Relationship to CNN/Daily Mail Dataset
ReCoRD is the "hard version" of the CNN/Daily Mail reading comprehension dataset introduced in 2015. The original CNN/Daily Mail dataset used entity anonymization (replacing named entities with placeholders like Entity123) and was criticized for being solvable by simple matching heuristics. ReCoRD preserves real entity names and requires genuine comprehension and commonsense inference, addressing the original dataset's limitations.
Why Entity-Constrained Cloze Is Challenging
The entity-constrained answer space creates a specific challenge: the model must:
1. Parse the query to understand what type of entity is being asked about (a person? a law? an organization?).
2. Identify which passage sentences describe that type of entity doing the described action.
3. Select among multiple passage entities of the same type (multiple politicians mentioned, multiple organizations).
Step 3 is especially difficult when multiple entities could plausibly fill the role — requiring fine-grained passage comprehension rather than rough topic matching.
Applications
ReCoRD-style tasks mirror real-world applications in:
- News Summarization: Extracting key entity-action facts from articles.
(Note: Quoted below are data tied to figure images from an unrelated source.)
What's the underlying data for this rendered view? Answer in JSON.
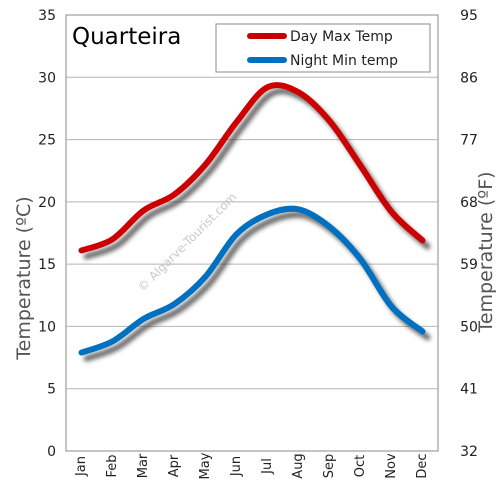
{
  "chart_data": {
    "type": "line",
    "title": "Quarteira",
    "watermark": "© Algarve-Tourist.com",
    "categories": [
      "Jan",
      "Feb",
      "Mar",
      "Apr",
      "May",
      "Jun",
      "Jul",
      "Aug",
      "Sep",
      "Oct",
      "Nov",
      "Dec"
    ],
    "series": [
      {
        "name": "Day Max Temp",
        "color": "#cc0000",
        "values": [
          16.1,
          17.0,
          19.3,
          20.6,
          23.0,
          26.4,
          29.2,
          28.8,
          26.5,
          22.9,
          19.2,
          16.9
        ]
      },
      {
        "name": "Night Min temp",
        "color": "#0070c0",
        "values": [
          7.9,
          8.8,
          10.6,
          11.8,
          14.0,
          17.4,
          19.0,
          19.4,
          18.0,
          15.4,
          11.6,
          9.6
        ]
      }
    ],
    "ylabel": "Temperature  (ºC)",
    "y2label": "Temperature (ºF)",
    "ylim": [
      0,
      35
    ],
    "yticks": [
      "0",
      "5",
      "10",
      "15",
      "20",
      "25",
      "30",
      "35"
    ],
    "y2ticks": [
      "32",
      "41",
      "50",
      "59",
      "68",
      "77",
      "86",
      "95"
    ],
    "grid": true,
    "legend_position": "top-right"
  }
}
- Information Extraction: Populating knowledge bases from news with entity-attribute-value triples.
- Question Answering over News: Answering factual questions about recent events requires the same passage comprehension + entity identification skills.
ReCoRD is news reading with entity-level comprehension — a benchmark that tests whether models can extract specific factual claims from journalistic prose, identify the correct entity among multiple plausible candidates, and bridge the paraphrase gap between query formulations and passage content.